Presidente francês defende interrupção de ofensivas contra civis e infraestruturas e cobra retomada do diálogo após ataques envolvendo Irã, EUA e Israel

O presidente francês, Emmanuel Macron, discursa em coletiva de imprensa após a reunião do Conselho Europeu em Bruxelas. (John Thys/AFP)

O presidente francês, Emmanuel Macron, discursa em coletiva de imprensa após a reunião do Conselho Europeu em Bruxelas. (John Thys/AFP)

Publicado em 19 de março de 2026 às 11h08.

O presidente da França, Emmanuel Macron, pediu nesta quinta-feira, 19, uma redução imediata da tensão no Oriente Médio e a suspensão de ataques contra civis e estruturas essenciais. A declaração foi feita na chegada a uma reunião de líderes europeus, em Bruxelas.

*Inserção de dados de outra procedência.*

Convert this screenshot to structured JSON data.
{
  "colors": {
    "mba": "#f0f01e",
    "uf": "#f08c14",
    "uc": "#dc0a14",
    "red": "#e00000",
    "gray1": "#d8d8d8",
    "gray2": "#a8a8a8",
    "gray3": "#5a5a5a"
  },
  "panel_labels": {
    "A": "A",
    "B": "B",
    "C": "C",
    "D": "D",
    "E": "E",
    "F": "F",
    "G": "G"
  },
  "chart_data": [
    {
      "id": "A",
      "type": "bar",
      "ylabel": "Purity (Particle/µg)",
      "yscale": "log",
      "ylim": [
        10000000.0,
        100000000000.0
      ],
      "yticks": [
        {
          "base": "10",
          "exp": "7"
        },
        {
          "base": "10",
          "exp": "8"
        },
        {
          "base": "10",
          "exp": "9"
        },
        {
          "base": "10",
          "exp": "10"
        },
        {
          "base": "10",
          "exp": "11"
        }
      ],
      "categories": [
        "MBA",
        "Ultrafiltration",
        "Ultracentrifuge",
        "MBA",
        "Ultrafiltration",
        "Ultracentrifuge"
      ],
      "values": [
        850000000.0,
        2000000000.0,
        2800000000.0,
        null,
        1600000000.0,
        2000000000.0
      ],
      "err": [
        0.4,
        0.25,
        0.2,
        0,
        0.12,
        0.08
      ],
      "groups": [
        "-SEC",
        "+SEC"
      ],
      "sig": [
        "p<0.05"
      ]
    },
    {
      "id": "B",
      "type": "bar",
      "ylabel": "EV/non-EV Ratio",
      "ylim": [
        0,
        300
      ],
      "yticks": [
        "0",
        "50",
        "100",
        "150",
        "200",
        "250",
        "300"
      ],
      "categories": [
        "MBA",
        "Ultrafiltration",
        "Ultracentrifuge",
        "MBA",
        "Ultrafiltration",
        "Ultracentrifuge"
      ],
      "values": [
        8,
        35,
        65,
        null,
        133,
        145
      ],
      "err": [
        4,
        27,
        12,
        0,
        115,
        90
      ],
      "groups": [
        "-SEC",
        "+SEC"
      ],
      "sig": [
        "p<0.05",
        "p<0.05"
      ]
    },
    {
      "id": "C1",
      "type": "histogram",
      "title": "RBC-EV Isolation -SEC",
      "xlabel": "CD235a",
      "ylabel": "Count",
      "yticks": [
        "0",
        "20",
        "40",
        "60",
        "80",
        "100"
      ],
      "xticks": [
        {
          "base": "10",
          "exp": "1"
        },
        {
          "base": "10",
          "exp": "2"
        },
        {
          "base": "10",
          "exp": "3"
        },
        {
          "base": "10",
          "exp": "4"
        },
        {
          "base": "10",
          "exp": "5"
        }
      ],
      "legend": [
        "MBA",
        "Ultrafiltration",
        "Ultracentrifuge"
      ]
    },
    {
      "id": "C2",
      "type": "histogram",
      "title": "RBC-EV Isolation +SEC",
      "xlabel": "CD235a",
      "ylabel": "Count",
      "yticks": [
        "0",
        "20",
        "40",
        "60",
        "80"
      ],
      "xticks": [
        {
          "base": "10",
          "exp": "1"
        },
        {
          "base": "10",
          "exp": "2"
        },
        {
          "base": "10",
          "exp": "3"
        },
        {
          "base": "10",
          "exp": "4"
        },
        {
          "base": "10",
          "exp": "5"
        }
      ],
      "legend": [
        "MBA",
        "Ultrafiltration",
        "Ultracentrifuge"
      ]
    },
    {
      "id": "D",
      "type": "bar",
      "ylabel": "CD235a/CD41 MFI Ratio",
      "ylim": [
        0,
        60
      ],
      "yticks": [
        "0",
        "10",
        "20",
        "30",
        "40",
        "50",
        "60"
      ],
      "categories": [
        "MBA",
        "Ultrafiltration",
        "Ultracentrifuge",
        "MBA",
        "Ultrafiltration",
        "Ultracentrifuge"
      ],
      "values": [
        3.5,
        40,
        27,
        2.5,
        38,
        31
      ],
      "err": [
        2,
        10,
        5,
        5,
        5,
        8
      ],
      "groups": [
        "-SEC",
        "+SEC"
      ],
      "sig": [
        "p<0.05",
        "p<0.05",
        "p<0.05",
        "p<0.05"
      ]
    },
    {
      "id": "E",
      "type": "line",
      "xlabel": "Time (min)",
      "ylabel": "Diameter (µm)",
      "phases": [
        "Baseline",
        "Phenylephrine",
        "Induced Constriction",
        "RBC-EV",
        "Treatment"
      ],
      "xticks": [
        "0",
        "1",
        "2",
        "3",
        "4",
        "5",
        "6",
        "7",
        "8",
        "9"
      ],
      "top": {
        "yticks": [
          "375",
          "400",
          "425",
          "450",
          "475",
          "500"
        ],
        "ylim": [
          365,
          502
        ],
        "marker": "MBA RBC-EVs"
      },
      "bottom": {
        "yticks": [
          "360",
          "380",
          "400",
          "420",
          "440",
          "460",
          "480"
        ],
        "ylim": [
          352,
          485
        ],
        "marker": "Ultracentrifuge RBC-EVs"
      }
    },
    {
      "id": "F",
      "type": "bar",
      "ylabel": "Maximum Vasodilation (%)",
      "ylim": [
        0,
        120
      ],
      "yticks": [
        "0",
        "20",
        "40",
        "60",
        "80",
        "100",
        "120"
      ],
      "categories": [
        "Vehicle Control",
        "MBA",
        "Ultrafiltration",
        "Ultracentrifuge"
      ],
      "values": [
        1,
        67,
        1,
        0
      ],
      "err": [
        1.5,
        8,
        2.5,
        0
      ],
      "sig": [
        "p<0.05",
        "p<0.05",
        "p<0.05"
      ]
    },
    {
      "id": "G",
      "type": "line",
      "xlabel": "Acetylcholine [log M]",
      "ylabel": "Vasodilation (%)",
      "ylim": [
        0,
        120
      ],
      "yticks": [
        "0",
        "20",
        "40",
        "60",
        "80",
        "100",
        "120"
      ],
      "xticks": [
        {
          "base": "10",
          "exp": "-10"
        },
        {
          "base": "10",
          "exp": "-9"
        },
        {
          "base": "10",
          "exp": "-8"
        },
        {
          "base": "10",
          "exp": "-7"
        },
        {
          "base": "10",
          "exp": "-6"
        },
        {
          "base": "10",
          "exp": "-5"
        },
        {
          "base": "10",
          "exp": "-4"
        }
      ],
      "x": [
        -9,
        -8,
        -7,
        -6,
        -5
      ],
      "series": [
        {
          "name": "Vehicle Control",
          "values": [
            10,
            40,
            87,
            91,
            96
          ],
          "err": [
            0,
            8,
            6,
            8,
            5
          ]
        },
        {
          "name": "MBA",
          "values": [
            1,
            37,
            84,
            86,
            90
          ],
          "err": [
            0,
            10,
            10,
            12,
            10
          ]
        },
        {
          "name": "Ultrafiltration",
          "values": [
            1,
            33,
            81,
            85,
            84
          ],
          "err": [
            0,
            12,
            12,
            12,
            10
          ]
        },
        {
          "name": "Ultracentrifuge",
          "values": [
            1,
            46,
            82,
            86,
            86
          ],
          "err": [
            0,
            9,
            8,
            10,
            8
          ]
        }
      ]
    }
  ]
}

Segundo Macron, a prioridade é interromper as ofensivas em meio ao avanço do conflito envolvendo Estados Unidos, Israel e Irã, que já se estende a outros países da região. Ele também sugeriu uma pausa temporária nos combates durante um período religioso, como forma de conter a escalada.

O líder francês classificou como imprudente a intensificação recente das ações militares. Ele citou ataques iranianos a instalações energéticas no Catar, incluindo um episódio que provocou incêndio na refinaria de Ras Laffan, principal unidade de gás natural liquefeito do país.

Macron afirmou que discutiu a situação com o presidente dos Estados Unidos, Donald Trump, e disse que o americano também defendeu o fim dos bombardeios, especialmente contra estruturas civis ligadas a energia e abastecimento.

O presidente francês reiterou a defesa de negociações como caminho para reduzir a crise. Entre os pontos destacados, ele mencionou a necessidade de preservar a capacidade de produção na região e de garantir condições para a reabertura de rotas estratégicas, como o Estreito de Ormuz.